Every year, thousands of people around the world get together to clean up the plastic waste that washes onto beaches. For the past years, worldwide clean-ups were mobilised by #breakfreefromplastic, which is a global movement envisioning a future free from plastic pollution. Break Free From Plastic (BFFP) initiated the #BrandAudit to hold corporations accountable for their part in plastic pollution. This year, with 72,541 volunteers in 51 countries, they successfully collected nearly 500,000 pieces of plastic, of which 43 percent are marked clearly with a brand.

Top polluting brands

The BFFP’s brand audit project wants to hold corporations accountable for their obligation towards the real solutions for plastic pollution. Together with Greenpeace Philippines, they published a 2019 report titled, ‘Branded: Identifying the world’s top corporate plastic polluters, vol.2’. The report found that big corporations such as Coca-Cola, Nestlé and PepsiCo are among the world’s most polluting brands. Coca Cola is the top global polluter with a total of 11,732 Coke branded plastics found in 37 countries across four continents.

The BFFP report also showed that Nestlé ranked second among the top polluters. Nestlé is one of the biggest fast-moving consumers goods (FMCG) corporations in the world, with a massive plastic footprint. Greenpeace International has urged Nestlé to end its reliance on throwaway packaging and invest in reusable and refillable products.

Emma Priestland, #breakfreefromplastic Corporate Campaign Coordinator, said that they face a pervasive problem of plastic pollution every time they do clean-ups. Through brand auditing, they “can expose and challenge the real drivers of this crisis, especially the companies who keep marketing and selling their products in disposable, throwaway packaging.” Priestland adds that corporations need to take responsibility for their mess.

Coca-Cola

All efforts to reduce plastic pollution is impossible without big corporations making major changes to how they produce their products.

Coca-Cola recently unveiled a single-use plastic bottle made using recovered marine plastics. Advances in technology have given ways to strip out impurities and recycle lower-grade materials. The company produced sample bottles using 25 percent recycled marine plastics.

Dr Ben Jordan, Coca-Cola Company’s senior director of environmental policy, told regional media that the issue of packaging waste is a threat to the planet. “The world has a packaging problem, and we – like other companies – have a responsibility to help solve it and ensure bottles and cans don’t end up where they don’t belong,” said Jordan, adding that the company wants to part of the solution and not just the problem.

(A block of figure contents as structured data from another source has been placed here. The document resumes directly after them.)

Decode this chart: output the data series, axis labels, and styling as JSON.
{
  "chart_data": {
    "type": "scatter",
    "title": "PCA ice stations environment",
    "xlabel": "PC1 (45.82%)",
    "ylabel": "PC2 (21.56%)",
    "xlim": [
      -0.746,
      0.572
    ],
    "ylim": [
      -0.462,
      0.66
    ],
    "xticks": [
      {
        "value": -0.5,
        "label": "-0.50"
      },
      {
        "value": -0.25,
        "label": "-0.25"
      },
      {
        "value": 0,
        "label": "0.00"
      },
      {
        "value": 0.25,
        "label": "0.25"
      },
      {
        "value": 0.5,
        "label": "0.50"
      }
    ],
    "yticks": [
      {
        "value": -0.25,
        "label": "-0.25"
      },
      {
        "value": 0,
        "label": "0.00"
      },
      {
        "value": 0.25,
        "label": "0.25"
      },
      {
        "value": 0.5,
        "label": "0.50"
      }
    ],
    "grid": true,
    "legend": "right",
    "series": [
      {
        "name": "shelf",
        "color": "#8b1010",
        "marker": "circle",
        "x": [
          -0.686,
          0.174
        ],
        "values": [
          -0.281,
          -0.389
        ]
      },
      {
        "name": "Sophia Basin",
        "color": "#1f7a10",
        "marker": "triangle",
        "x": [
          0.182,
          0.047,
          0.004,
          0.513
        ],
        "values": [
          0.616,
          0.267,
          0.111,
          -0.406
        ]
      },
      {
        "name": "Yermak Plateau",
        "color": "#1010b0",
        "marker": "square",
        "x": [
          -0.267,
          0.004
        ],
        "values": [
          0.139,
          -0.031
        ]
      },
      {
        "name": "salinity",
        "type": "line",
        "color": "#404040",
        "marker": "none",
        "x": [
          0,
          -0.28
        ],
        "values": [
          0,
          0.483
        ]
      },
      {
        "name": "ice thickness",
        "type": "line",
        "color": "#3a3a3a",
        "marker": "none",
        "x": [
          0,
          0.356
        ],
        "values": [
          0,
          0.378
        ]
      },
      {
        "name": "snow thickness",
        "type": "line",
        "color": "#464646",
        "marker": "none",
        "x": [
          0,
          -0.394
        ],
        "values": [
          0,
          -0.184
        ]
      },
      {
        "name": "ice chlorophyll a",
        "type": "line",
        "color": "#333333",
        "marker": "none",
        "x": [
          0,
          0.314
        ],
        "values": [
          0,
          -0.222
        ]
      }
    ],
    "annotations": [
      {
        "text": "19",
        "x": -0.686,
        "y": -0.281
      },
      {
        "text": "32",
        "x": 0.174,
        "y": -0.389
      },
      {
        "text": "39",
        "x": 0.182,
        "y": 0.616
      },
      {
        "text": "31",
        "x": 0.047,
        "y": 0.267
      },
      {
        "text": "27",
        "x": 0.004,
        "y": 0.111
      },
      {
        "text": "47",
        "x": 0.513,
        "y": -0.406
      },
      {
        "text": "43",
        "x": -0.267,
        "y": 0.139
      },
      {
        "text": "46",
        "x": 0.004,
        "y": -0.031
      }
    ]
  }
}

While technology has significant potential, the company’s effort is too small in the face of inherent catastrophe. Initiatives focusing on making packaging recyclable or compostable do not get to the heart of the problem and will not stop Coke’s growing plastic pollution. It will, however, reinforce the myth that plastic is sustainable.

Recycling not the answer

For years the plastic industry has tried to promote the idea that if only we just recycled better, we would solve the problem of plastic pollution. Unfortunately, recycling is not the best answer. Oceana claims that only nine percent of all plastics produced since 1950 have been recycled.

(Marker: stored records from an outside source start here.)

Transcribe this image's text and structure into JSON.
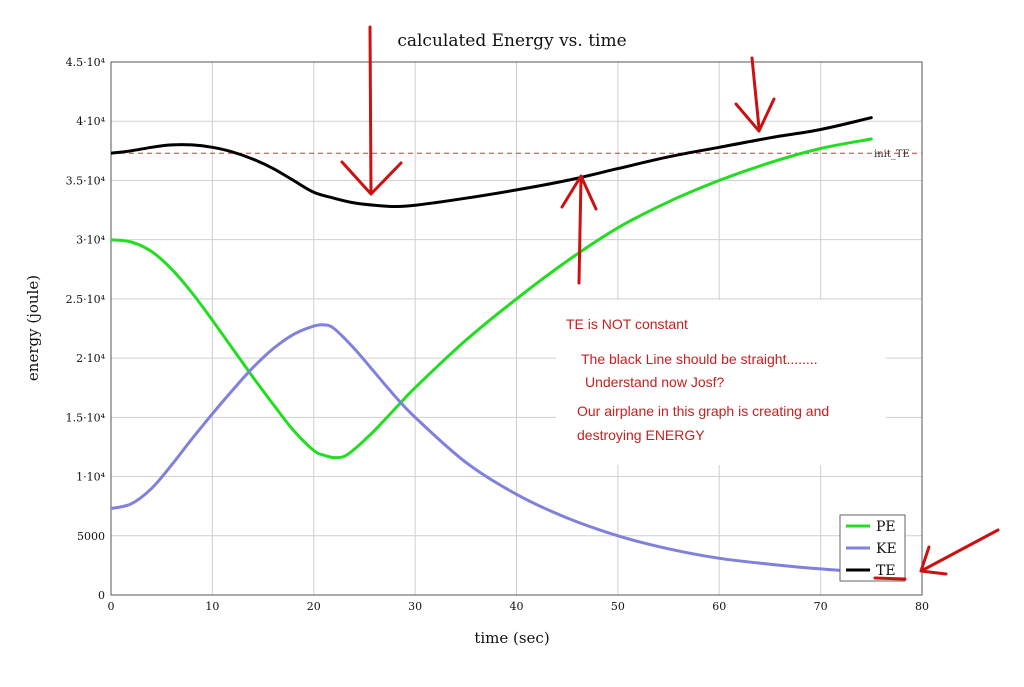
{
  "chart_data": {
    "type": "line",
    "title": "calculated Energy vs. time",
    "xlabel": "time (sec)",
    "ylabel": "energy (joule)",
    "xlim": [
      0,
      80
    ],
    "ylim": [
      0,
      45000
    ],
    "x_ticks": [
      0,
      10,
      20,
      30,
      40,
      50,
      60,
      70,
      80
    ],
    "y_ticks": [
      0,
      5000,
      10000,
      15000,
      20000,
      25000,
      30000,
      35000,
      40000,
      45000
    ],
    "y_tick_labels": [
      "0",
      "5000",
      "1·10⁴",
      "1.5·10⁴",
      "2·10⁴",
      "2.5·10⁴",
      "3·10⁴",
      "3.5·10⁴",
      "4·10⁴",
      "4.5·10⁴"
    ],
    "grid": true,
    "series": [
      {
        "name": "PE",
        "color": "#22dd22",
        "x": [
          0,
          2,
          4,
          6,
          8,
          10,
          12,
          14,
          16,
          18,
          20,
          21,
          22,
          23,
          24,
          26,
          28,
          30,
          35,
          40,
          45,
          50,
          55,
          60,
          65,
          70,
          75
        ],
        "y": [
          30000,
          29800,
          29000,
          27500,
          25500,
          23200,
          20800,
          18400,
          16100,
          13900,
          12200,
          11800,
          11600,
          11700,
          12300,
          13900,
          15700,
          17500,
          21500,
          25000,
          28200,
          31000,
          33200,
          35000,
          36500,
          37700,
          38500
        ]
      },
      {
        "name": "KE",
        "color": "#8080dd",
        "x": [
          0,
          2,
          4,
          6,
          8,
          10,
          12,
          14,
          16,
          18,
          20,
          21,
          22,
          24,
          26,
          28,
          30,
          35,
          40,
          45,
          50,
          55,
          60,
          65,
          70,
          75
        ],
        "y": [
          7300,
          7700,
          9000,
          11000,
          13200,
          15300,
          17300,
          19200,
          20800,
          22000,
          22700,
          22800,
          22500,
          20800,
          18800,
          16800,
          15000,
          11200,
          8500,
          6500,
          5000,
          3900,
          3100,
          2600,
          2200,
          1900
        ]
      },
      {
        "name": "TE",
        "color": "#000000",
        "x": [
          0,
          2,
          4,
          6,
          8,
          10,
          12,
          14,
          16,
          18,
          20,
          22,
          24,
          26,
          28,
          30,
          35,
          40,
          45,
          50,
          55,
          60,
          65,
          70,
          75
        ],
        "y": [
          37300,
          37500,
          37800,
          38000,
          38000,
          37800,
          37400,
          36800,
          36000,
          35000,
          34000,
          33500,
          33100,
          32900,
          32800,
          32900,
          33500,
          34200,
          35000,
          36000,
          37000,
          37800,
          38600,
          39300,
          40300
        ]
      }
    ],
    "reference_line": {
      "name": "init_TE",
      "y": 37300,
      "color": "#d83030",
      "style": "dashed"
    },
    "legend": {
      "position": "bottom-right",
      "entries": [
        "PE",
        "KE",
        "TE"
      ]
    },
    "annotations": [
      "TE is NOT constant",
      "The black Line should be straight........",
      "Understand now Josf?",
      "Our airplane in this graph is creating and",
      "destroying ENERGY"
    ],
    "annotation_color": "#c62020",
    "arrow_targets": [
      {
        "x": 26,
        "y": 33000,
        "note": "arrow down to TE dip"
      },
      {
        "x": 46,
        "y": 35000,
        "note": "arrow up to TE"
      },
      {
        "x": 64,
        "y": 38600,
        "note": "arrow down to TE"
      },
      {
        "x": 80,
        "y": 2200,
        "note": "arrow to TE legend"
      }
    ]
  }
}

The real issue is the throwaway culture, which is at the core of the company’s business model. According to BFFP, over the next 10 years, plastic production is expected to increase by 40 percent and packaging accounts for one-third of the total.

“Corporations must own up to the plastic pollution that they are causing,” Daru Rini of Indonesia-based Ecoton told the Plastic Pollution Coalition, a founding member of the BFFP. Rini adds that “these corporations are the ones making profits out of this throwaway packaging, while at the same time polluting developing countries and calling us the world’s biggest polluters.”

Throwaway and single-use packaging is a problem as it is designed to end up as waste and pollution the minute they are made. It should be corporate polluters who must change their production methods and adopt sustainable solutions to stop the crisis. As long as single-use, unrecyclable and non-essential plastics are produced and are still available for consumers to buy, all efforts of recycling will be for nought.